Toutes ces musiques ont rythmé des défilés de Christian Lacroix.
Des musiques de paresse caniculaire, de fêtes dans des tenues pas possibles. Pour savourer un bon spleen - on ferme tout, on allume les bougies rouges et la musique à fond - ou pour s’écheveler à poil dans la roulotte. Violonnades, chansons pour écosser les petits pois ou pour écrire une lettre de rupture super déchirante.
Christian Lacroix aime toutes les musiques. Naïves, grinçantes, coconnes, Sacha Guitryesques, techno, tordues, épicées, asthmatiques. Pourvu qu’elles lui donnent l’ivresse.
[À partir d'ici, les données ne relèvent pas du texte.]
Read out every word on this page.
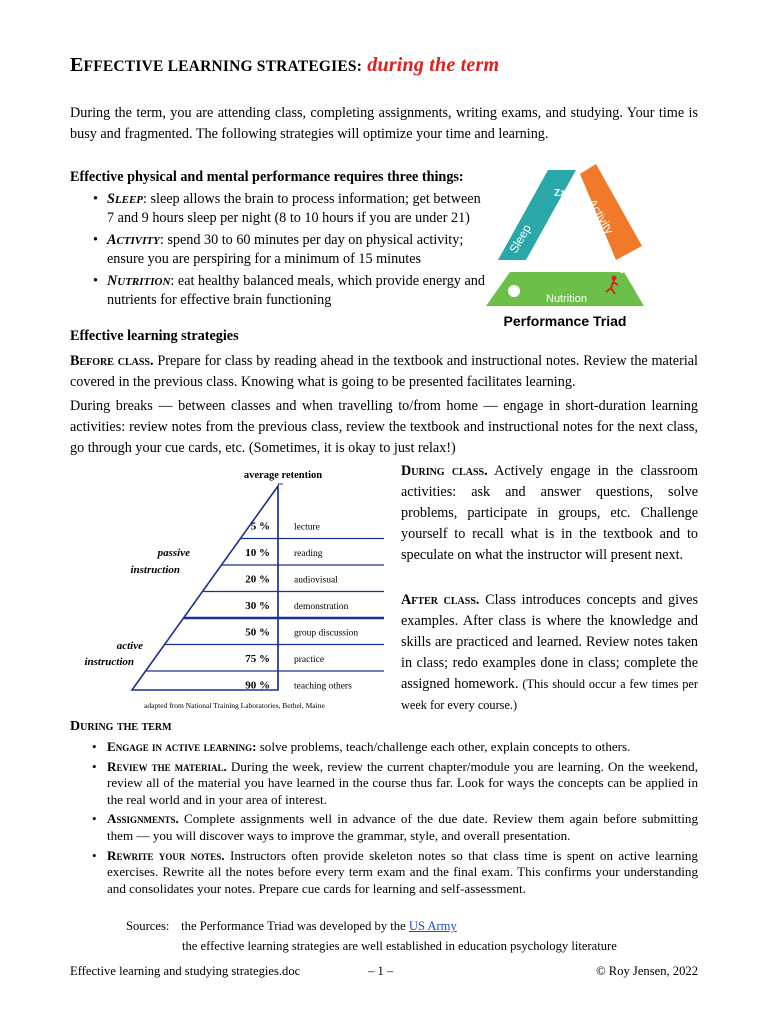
EFFECTIVE LEARNING STRATEGIES: during the term

During the term, you are attending class, completing assignments, writing exams, and studying. Your time is busy and fragmented. The following strategies will optimize your time and learning.

Effective physical and mental performance requires three things:
• SLEEP: sleep allows the brain to process information; get between 7 and 9 hours sleep per night (8 to 10 hours if you are under 21)
• ACTIVITY: spend 30 to 60 minutes per day on physical activity; ensure you are perspiring for a minimum of 15 minutes
• NUTRITION: eat healthy balanced meals, which provide energy and nutrients for effective brain functioning
Sleep
Activity
Nutrition
Zzz
Performance Triad
Effective learning strategies

Before class. Prepare for class by reading ahead in the textbook and instructional notes. Review the material covered in the previous class. Knowing what is going to be presented facilitates learning.

During breaks — between classes and when travelling to/from home — engage in short-duration learning activities: review notes from the previous class, review the textbook and instructional notes for the next class, go through your cue cards, etc. (Sometimes, it is okay to just relax!)

average retention
5 %	lecture
10 %	reading
20 %	audiovisual
30 %	demonstration
50 %	group discussion
75 %	practice
90 %	teaching others
passive
instruction
active
instruction
adapted from National Training Laboratories, Bethel, Maine

During class. Actively engage in the classroom activities: ask and answer questions, solve problems, participate in groups, etc. Challenge yourself to recall what is in the textbook and to speculate on what the instructor will present next.

After class. Class introduces concepts and gives examples. After class is where the knowledge and skills are practiced and learned. Review notes taken in class; redo examples done in class; complete the assigned homework. (This should occur a few times per week for every course.)

During the term
• Engage in active learning: solve problems, teach/challenge each other, explain concepts to others.
• Review the material. During the week, review the current chapter/module you are learning. On the weekend, review all of the material you have learned in the course thus far. Look for ways the concepts can be applied in the real world and in your area of interest.
• Assignments. Complete assignments well in advance of the due date. Review them again before submitting them — you will discover ways to improve the grammar, style, and overall presentation.
• Rewrite your notes. Instructors often provide skeleton notes so that class time is spent on active learning exercises. Rewrite all the notes before every term exam and the final exam. This confirms your understanding and consolidates your notes. Prepare cue cards for learning and self-assessment.
Sources: the Performance Triad was developed by the US Army
the effective learning strategies are well established in education psychology literature
Effective learning and studying strategies.doc	– 1 –	© Roy Jensen, 2022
C’est le Christian Lacroix obsédé par l’idée de va et vient qu’on entend dans ces deux disques. Son goût musical est presque aléatoire, le spectre sonore n’est pas loin du 360°, pirouette incluse. Sans jouer non plus au singe savant : « Je ne suis pas musicien, s’excuse Christian Lacroix ; je fais ça en dilettante, je n’aime pas être spécialiste, sauf en histoire du costume, et encore, ça s’émousse. »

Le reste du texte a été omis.